# Boys Village, St Athan



## shj35 (Nov 23, 2011)

Hola Chaps, 

I went for an explore at Boys Village today, been there a few times and seen various people there including some coppers who was very happy to stand around chatting and telling us about other places in the area.. 
However today was a first.. the owner was there... measuring tape in hand.. bunch of papers and another bloke with him..
He come up to us and asked if we had got permission, and we told him we never as we did not know who the owner was or how to contact him. He said fair enough, make the most of it while you can. 
I then asked who the owner was, and was suprised when he said he was.. He then went on to say he had no problem with us togs there as long as we was carefull... But said that he was planning in a few weeks to be having the site secured! 
Not sure if thats in his best interests seeing as how much it would cost him like, but thought i would share with you lot  Photos to follow!


----------



## UEP-Wales (Nov 24, 2011)

I will be gutted if this place goes... Nuff said


----------



## UEP-Wales (Nov 24, 2011)

Popped back up here today to have a look around for the 100th time and have to say that I really don't see much point in securing the place!
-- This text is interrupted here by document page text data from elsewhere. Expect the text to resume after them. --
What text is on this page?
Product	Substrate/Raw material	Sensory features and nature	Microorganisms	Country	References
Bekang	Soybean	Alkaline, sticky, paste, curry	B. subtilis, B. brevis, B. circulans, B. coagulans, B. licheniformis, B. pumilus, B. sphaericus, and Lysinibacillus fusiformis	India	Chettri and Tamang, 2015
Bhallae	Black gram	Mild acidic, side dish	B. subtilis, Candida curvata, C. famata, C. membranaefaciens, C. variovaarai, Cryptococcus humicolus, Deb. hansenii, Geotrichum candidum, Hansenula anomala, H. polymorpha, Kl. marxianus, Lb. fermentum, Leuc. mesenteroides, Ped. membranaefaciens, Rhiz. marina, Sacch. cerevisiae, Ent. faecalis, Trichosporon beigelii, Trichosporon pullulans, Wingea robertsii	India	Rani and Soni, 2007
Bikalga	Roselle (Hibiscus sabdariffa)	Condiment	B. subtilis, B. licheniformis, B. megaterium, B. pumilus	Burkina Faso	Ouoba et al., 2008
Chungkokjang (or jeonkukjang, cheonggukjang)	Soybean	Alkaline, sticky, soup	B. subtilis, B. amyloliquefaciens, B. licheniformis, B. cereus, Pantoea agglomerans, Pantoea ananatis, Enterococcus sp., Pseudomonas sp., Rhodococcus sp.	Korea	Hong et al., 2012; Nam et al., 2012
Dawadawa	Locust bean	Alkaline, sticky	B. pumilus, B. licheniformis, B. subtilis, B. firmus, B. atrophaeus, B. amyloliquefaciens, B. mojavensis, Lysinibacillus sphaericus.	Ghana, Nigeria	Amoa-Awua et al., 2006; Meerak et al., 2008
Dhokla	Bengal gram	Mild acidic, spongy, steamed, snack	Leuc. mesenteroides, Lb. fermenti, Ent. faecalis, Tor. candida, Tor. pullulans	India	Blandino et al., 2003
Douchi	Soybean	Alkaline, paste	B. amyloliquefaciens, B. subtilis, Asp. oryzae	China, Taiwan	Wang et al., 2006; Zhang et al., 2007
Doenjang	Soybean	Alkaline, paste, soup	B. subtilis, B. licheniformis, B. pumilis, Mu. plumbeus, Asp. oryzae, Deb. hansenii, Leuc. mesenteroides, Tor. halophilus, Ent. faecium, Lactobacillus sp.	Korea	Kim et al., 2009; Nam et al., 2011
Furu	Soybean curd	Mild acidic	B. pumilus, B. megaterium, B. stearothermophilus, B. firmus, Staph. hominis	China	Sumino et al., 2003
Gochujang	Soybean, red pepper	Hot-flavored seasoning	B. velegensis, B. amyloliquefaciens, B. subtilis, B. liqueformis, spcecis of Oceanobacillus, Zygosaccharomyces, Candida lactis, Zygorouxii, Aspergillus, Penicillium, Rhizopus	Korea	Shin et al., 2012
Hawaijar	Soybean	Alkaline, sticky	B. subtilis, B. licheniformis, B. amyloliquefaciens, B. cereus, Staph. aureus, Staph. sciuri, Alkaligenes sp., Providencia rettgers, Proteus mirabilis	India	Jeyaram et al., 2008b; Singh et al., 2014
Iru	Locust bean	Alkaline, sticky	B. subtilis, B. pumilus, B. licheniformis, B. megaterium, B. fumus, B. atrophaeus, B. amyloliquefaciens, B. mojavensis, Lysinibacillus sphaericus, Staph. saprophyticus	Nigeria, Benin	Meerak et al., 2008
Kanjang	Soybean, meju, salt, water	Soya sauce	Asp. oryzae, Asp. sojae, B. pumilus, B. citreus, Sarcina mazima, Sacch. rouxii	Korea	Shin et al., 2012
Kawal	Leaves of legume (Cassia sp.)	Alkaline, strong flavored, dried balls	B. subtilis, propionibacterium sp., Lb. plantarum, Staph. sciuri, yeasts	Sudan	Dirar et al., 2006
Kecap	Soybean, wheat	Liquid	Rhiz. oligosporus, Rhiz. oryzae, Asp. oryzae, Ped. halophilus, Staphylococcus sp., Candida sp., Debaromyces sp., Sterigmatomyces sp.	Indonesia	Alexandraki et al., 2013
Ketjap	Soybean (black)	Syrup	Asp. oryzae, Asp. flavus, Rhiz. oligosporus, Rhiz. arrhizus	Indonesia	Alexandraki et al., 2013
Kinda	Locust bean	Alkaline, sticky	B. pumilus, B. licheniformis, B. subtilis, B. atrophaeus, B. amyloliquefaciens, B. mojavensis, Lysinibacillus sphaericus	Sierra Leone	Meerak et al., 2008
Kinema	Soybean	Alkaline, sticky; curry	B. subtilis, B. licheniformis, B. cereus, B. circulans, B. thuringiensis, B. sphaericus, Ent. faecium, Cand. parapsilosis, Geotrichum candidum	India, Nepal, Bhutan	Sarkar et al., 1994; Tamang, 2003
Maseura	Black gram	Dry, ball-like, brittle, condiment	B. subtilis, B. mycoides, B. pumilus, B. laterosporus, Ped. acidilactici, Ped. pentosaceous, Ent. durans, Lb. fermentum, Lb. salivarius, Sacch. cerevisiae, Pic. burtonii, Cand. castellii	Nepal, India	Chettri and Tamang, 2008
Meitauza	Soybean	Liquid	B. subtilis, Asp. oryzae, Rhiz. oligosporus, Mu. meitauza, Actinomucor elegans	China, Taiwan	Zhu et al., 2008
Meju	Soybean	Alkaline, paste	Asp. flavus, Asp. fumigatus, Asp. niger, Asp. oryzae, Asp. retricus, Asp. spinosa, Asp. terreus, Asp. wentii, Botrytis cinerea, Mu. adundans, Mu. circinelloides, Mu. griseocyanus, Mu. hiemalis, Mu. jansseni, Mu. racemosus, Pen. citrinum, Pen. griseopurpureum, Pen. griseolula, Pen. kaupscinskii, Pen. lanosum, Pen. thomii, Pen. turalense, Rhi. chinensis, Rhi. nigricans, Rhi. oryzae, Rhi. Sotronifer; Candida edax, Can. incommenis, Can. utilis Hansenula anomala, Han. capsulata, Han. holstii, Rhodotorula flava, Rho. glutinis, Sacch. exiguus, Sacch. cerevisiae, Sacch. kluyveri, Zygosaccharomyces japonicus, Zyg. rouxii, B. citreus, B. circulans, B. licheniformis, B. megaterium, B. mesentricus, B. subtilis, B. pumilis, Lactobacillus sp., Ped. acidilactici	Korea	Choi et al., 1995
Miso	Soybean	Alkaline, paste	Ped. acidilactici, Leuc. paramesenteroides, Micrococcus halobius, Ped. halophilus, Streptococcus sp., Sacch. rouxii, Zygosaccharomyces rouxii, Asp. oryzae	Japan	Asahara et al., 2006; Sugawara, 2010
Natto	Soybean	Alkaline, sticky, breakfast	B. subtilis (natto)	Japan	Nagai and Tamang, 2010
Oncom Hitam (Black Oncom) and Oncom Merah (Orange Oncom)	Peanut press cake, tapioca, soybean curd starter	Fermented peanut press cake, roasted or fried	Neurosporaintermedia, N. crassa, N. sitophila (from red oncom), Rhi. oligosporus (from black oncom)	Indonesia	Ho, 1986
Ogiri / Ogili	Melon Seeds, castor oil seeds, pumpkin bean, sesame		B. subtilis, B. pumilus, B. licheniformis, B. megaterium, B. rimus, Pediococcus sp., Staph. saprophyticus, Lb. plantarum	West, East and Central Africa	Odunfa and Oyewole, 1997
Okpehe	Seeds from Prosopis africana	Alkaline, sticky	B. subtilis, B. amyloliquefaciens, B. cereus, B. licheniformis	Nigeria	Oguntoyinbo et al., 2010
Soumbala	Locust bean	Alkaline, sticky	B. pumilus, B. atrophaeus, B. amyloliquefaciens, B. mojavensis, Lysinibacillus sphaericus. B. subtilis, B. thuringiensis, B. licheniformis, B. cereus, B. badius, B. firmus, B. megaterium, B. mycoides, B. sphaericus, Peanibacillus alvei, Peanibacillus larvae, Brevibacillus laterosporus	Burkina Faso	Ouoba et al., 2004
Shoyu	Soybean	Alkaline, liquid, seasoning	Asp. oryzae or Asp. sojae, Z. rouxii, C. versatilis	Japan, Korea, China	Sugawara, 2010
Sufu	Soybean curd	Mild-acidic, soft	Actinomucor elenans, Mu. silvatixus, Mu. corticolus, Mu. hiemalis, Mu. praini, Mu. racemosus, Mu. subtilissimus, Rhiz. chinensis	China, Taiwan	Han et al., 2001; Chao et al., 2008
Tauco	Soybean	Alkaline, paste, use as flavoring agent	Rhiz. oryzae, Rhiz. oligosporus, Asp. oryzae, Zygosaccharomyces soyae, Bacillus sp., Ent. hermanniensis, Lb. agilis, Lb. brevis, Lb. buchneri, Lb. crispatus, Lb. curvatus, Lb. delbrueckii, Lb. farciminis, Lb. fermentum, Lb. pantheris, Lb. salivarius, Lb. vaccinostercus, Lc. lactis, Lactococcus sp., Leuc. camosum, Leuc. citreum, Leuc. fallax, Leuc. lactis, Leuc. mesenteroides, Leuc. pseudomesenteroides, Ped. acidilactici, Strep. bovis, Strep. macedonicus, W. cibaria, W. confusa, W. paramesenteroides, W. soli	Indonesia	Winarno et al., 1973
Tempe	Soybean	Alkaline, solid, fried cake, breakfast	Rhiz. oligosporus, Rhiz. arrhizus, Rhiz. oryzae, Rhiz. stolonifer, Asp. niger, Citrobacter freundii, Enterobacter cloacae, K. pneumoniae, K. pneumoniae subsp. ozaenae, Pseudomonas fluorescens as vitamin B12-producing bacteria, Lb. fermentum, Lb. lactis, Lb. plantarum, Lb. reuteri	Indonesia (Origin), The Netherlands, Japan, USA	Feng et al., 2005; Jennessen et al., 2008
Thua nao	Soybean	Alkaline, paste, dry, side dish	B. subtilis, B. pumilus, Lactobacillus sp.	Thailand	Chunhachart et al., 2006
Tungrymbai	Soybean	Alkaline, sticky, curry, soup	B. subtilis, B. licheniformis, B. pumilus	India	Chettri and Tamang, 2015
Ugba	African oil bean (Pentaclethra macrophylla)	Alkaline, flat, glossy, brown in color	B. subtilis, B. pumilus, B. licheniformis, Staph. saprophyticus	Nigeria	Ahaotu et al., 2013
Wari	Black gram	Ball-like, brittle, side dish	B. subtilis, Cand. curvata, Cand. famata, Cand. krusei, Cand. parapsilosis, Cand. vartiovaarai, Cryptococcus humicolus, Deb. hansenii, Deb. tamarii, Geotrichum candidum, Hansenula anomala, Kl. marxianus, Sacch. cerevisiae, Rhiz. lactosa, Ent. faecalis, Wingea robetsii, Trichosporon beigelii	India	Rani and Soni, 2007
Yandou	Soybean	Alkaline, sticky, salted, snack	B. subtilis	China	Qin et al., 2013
Photograph below shows the exterior wall of the 1970's block urm well knocked down! The inside breeze blocks remain but I doubt it they will be there for long.


----------



## shj35 (Nov 25, 2011)

We said the same thing mate... would cost him a fortune to put a fence up.. and then the kids would just make holes in it.. no point at all.. The only thing i can think is that the council have told him to do it!


----------



## Pincheck (Nov 25, 2011)

Urbex-SW said:


> Popped back up here today to have a look around for the 100th time and have to say that I really don't see much point in securing the place!
> 
> Photograph below shows the exterior wall of the 1970's block urm well knocked down! The inside breeze blocks remain but I doubt it they will be there for long.



probably be a case of protecting himself against any litigation or heath and safety issues !


----------



## UEP-Wales (Nov 25, 2011)

Thats a good point but I would have thought he would have done it alot earlier after spending £625,000.00.

It will be a shame when the village has gone but I do think the owner could build some nice size properties that nobody can afford on there.

I would have loved to see it turned back into something though using alot of the buildings still standing.


----------